Mısırlılar güneşe, Babilliler yıldızlara, Yunanlılar Ay tanrıçasına tapmışlardır.

Oysa Kur’an bu yönelişi tersine çevirir:

“Onları yaratan Allah’a secde edin.”

Burada tevhid bilincinin özü vurgulanır:

Hayranlık, yönünü şaşırdığında şirke dönüşür.

Bu yüzden insana düşen, yaratılmışı yüceltmek değil; yaratılışın ardındaki sanatkârı tanımaktır.

3. Modern Çağda Yeni Putlar

Bugün kimse güneşe secde etmiyor gibi görünse de, insanlık yeni “ışık kaynakları” buldu kendine:

Şöhretin ışığı, Paranın parıltısı, Teknolojinin ekran ışığı.

Hepsi göz kamaştırıyor; ama aynı zamanda insanın iç gözünü karartıyor.

Fussilet 37, bu çağda yeniden yankılanıyor:

“Onlara değil, onları var eden Kudret’e yönel.”

Gerçek secde, yalnızca Allah’a boyun eğmek, O’nun dışındaki her ışığı bir vesile, bir işaret olarak görmekle mümkündür.

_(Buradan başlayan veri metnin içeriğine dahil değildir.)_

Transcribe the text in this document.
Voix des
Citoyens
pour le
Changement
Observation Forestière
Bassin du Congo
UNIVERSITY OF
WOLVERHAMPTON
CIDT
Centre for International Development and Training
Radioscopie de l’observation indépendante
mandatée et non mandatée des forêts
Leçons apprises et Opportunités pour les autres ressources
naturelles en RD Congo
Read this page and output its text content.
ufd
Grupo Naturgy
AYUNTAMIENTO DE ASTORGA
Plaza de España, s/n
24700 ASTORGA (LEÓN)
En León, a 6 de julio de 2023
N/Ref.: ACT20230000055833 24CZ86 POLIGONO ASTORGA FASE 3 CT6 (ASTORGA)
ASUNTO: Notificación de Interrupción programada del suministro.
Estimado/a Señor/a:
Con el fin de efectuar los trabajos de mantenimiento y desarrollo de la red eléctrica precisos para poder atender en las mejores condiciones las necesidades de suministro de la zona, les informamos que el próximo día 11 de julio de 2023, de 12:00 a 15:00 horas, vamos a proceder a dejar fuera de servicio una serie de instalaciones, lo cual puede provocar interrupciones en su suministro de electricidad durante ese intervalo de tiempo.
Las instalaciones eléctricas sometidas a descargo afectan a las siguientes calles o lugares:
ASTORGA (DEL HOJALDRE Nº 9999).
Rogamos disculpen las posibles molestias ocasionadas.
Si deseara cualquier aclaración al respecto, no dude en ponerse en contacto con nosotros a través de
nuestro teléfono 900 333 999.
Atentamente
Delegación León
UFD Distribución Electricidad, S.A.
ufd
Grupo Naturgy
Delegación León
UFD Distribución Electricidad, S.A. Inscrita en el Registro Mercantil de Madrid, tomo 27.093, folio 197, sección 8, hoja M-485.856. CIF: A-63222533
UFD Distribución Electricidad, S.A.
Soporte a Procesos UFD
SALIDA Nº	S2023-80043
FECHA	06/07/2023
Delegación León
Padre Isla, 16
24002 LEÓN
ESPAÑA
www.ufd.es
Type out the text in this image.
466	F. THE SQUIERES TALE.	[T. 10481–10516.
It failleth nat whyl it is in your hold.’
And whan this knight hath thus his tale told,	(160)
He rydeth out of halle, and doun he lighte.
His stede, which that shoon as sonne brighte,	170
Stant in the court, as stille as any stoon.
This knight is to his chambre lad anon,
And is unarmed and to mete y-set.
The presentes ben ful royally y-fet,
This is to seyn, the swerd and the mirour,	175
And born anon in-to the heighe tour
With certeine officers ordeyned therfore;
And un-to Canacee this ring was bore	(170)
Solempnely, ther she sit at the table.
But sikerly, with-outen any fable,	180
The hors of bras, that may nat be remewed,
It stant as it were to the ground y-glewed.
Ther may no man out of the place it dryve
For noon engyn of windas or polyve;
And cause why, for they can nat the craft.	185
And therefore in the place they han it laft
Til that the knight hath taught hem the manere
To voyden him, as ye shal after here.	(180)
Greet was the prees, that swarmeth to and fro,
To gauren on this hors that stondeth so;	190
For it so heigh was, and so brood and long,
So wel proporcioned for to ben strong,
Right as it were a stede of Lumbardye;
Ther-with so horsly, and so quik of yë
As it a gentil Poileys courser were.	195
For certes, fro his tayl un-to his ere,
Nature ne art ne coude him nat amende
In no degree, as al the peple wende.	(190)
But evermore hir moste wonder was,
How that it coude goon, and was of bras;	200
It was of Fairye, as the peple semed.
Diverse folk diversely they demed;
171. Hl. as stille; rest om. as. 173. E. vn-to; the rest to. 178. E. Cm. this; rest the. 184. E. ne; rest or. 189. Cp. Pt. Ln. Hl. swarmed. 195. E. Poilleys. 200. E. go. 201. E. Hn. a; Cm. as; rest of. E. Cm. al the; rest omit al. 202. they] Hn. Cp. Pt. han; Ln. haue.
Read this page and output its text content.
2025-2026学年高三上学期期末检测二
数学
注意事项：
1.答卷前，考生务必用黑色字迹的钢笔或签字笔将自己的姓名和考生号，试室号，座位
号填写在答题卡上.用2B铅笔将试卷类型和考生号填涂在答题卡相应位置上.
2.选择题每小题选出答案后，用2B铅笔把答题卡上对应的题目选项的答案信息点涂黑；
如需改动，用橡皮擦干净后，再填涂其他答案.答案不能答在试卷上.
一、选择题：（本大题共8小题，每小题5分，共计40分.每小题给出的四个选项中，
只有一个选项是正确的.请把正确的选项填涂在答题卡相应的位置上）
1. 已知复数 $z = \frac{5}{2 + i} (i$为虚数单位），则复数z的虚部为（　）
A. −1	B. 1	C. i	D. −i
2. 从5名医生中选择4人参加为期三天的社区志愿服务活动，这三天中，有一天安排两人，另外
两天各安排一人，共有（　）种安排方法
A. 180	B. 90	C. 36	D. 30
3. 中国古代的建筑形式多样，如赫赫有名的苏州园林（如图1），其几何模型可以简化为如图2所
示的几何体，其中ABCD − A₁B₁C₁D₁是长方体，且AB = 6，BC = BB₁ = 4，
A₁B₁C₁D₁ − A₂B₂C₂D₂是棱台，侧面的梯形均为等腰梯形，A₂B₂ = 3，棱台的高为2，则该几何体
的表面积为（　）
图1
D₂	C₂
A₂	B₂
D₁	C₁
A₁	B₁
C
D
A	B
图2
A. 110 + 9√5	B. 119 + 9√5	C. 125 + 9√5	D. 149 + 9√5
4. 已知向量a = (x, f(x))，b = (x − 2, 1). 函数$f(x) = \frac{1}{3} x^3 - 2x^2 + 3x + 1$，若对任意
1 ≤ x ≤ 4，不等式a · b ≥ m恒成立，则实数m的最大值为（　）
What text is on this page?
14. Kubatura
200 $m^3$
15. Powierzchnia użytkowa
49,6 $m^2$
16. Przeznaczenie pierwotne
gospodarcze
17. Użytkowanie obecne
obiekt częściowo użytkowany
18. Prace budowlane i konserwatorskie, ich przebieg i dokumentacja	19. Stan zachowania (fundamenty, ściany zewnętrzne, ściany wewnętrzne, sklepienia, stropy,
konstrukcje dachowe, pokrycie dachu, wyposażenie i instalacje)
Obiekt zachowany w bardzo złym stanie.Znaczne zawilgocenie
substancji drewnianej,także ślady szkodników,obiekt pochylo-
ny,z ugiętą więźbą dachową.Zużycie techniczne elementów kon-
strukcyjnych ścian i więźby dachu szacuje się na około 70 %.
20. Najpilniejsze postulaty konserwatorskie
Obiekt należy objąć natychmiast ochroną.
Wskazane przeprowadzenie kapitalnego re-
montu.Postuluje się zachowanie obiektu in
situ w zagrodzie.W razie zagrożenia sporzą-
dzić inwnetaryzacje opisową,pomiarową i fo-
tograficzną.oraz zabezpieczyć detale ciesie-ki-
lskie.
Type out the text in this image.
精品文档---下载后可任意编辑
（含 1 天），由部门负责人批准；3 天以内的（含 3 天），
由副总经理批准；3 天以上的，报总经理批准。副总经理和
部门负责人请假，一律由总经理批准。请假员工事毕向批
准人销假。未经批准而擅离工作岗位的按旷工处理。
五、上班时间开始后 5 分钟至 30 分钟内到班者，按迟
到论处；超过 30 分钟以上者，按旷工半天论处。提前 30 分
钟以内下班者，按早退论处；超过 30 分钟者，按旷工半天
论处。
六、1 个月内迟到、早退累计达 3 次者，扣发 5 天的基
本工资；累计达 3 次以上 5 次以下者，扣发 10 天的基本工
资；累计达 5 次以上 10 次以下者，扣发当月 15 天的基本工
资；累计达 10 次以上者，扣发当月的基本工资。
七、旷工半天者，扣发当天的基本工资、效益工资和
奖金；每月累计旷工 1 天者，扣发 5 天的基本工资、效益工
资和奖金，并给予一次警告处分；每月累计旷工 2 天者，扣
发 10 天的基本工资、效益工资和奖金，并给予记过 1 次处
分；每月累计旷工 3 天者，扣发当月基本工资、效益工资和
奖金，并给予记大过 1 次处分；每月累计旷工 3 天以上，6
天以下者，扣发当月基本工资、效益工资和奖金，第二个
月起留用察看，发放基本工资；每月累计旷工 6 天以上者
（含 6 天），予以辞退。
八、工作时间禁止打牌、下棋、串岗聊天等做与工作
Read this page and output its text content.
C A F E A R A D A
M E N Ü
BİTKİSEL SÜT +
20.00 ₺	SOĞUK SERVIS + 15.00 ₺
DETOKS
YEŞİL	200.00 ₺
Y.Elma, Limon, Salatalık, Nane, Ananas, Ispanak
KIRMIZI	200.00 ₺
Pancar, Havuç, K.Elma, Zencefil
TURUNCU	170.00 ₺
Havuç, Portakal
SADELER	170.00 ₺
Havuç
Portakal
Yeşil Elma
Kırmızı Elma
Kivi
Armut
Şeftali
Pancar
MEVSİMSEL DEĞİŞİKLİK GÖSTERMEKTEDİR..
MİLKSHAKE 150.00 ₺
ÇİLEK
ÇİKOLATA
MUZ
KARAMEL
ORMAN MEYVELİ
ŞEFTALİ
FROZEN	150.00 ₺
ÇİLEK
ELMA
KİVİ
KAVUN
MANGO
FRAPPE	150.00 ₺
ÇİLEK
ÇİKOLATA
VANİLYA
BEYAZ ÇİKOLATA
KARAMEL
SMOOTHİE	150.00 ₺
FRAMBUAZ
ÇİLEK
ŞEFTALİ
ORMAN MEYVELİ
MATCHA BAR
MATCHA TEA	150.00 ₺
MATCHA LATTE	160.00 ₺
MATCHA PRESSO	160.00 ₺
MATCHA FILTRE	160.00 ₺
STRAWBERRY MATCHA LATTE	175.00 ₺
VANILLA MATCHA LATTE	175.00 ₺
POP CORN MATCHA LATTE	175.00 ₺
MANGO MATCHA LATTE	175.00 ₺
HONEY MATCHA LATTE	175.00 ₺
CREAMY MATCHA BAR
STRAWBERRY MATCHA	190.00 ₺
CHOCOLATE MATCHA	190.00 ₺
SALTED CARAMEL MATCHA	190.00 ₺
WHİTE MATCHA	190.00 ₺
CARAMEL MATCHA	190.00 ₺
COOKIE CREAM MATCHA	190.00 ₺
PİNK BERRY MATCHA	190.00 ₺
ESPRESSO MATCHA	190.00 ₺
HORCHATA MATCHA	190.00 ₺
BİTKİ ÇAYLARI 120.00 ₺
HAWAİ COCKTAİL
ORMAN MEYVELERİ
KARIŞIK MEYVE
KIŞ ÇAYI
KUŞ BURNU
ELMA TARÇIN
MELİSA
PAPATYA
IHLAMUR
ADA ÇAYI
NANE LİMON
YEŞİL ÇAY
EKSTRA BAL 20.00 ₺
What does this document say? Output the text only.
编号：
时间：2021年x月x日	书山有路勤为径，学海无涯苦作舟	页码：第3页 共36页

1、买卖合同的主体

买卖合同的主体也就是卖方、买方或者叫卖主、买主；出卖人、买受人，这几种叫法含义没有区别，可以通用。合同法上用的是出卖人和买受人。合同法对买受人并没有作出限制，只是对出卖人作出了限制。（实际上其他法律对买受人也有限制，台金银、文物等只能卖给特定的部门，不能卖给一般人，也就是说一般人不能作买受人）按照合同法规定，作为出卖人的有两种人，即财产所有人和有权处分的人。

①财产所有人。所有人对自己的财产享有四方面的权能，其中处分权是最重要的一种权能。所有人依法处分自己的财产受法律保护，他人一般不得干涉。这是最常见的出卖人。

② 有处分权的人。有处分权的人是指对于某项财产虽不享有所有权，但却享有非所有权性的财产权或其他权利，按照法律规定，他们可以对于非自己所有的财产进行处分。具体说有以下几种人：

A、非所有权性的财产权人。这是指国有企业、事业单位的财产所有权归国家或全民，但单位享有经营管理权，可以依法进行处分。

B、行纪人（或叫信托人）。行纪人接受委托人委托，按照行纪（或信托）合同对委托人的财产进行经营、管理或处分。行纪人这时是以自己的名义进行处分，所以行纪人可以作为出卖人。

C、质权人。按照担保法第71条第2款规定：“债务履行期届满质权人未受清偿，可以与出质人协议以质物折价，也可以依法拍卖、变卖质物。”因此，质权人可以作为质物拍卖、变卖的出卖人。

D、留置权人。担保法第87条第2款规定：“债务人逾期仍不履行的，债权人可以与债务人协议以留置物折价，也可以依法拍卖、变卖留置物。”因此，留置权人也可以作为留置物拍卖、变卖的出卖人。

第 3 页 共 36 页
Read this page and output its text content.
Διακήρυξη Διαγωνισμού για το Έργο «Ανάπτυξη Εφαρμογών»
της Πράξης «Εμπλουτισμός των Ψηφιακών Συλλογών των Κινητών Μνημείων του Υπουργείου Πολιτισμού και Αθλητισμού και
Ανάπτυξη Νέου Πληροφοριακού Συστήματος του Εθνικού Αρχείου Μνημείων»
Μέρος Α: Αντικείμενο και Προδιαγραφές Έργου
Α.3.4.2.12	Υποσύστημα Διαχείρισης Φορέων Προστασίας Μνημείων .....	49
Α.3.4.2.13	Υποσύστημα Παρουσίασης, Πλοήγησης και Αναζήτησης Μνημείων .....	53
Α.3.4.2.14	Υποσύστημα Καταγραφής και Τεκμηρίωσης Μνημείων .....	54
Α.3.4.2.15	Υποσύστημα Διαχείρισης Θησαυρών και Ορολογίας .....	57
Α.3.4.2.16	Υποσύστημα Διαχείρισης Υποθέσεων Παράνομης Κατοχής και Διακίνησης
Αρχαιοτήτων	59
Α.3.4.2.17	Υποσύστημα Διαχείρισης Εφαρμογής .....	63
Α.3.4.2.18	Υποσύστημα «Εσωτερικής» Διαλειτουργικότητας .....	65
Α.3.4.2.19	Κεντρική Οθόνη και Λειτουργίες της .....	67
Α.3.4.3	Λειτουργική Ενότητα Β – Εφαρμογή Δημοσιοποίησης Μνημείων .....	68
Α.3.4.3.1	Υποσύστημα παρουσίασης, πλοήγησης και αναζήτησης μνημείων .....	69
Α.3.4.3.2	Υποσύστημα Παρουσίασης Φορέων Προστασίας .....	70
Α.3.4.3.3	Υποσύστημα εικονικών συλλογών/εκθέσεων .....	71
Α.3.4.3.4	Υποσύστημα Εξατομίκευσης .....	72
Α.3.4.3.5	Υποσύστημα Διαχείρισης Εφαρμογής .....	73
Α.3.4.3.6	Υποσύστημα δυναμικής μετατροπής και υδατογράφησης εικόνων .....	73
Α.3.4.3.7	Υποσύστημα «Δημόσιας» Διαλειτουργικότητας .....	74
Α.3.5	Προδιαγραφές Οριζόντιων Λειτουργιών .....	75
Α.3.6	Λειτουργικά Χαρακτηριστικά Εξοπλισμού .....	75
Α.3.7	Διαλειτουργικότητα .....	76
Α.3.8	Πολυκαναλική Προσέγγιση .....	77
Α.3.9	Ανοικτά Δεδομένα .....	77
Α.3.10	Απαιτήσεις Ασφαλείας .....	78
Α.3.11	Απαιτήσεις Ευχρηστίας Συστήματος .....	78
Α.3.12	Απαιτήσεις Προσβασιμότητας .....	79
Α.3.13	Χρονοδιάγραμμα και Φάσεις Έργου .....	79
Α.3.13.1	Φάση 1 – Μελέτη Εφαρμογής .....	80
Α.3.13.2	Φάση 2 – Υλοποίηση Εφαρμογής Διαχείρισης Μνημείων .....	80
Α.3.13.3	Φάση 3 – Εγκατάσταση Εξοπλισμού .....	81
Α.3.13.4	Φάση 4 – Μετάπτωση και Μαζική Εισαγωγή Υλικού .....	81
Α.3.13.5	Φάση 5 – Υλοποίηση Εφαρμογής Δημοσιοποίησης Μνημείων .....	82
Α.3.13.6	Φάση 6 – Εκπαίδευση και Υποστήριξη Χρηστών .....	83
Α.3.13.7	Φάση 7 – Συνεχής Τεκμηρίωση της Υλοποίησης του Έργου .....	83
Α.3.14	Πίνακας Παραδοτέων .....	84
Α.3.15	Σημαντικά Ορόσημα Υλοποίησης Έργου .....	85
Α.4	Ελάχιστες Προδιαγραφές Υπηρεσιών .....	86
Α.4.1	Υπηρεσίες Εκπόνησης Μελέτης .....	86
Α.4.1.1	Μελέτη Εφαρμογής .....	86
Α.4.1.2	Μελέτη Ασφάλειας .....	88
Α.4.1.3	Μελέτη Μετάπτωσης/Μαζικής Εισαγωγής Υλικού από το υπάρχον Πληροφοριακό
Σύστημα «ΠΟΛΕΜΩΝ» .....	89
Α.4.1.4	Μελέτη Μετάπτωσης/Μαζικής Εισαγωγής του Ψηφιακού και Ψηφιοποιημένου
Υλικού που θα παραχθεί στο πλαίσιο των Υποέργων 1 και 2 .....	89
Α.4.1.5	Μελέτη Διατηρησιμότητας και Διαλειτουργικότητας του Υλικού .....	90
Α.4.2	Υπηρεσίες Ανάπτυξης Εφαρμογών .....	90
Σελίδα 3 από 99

4. Secde: Bilincin Eğilişi

Kur’an’da secde, bedensel bir hareketten öte ruhun teslimiyetidir.

İnsan secde ettiğinde yalnız alnını değil, benliğini de yere koyar.

Güneşe değil, güneşi emrine veren Allah’a secde eden kişi, evrenle çatışmaz; onun ritmine katılır.

Çünkü o bilir ki, geceyle gündüz arasındaki geçişler de birer dua gibidir — biri kapanışı, diğeri uyanışı simgeler.

Sonuç: Işığın Ötesine Bakabilmek

Fussilet 37, insanın göğe bakarken yere sağlam basmasını öğretir.

Güneşin sıcaklığında, ayın serinliğinde, gecenin sessizliğinde ve gündüzün hareketinde Allah’ın sanatını görmek, insanı secdeye götürür.

Ama o secde, varlıklara değil, onları var eden Sanatkâr’a yönelir.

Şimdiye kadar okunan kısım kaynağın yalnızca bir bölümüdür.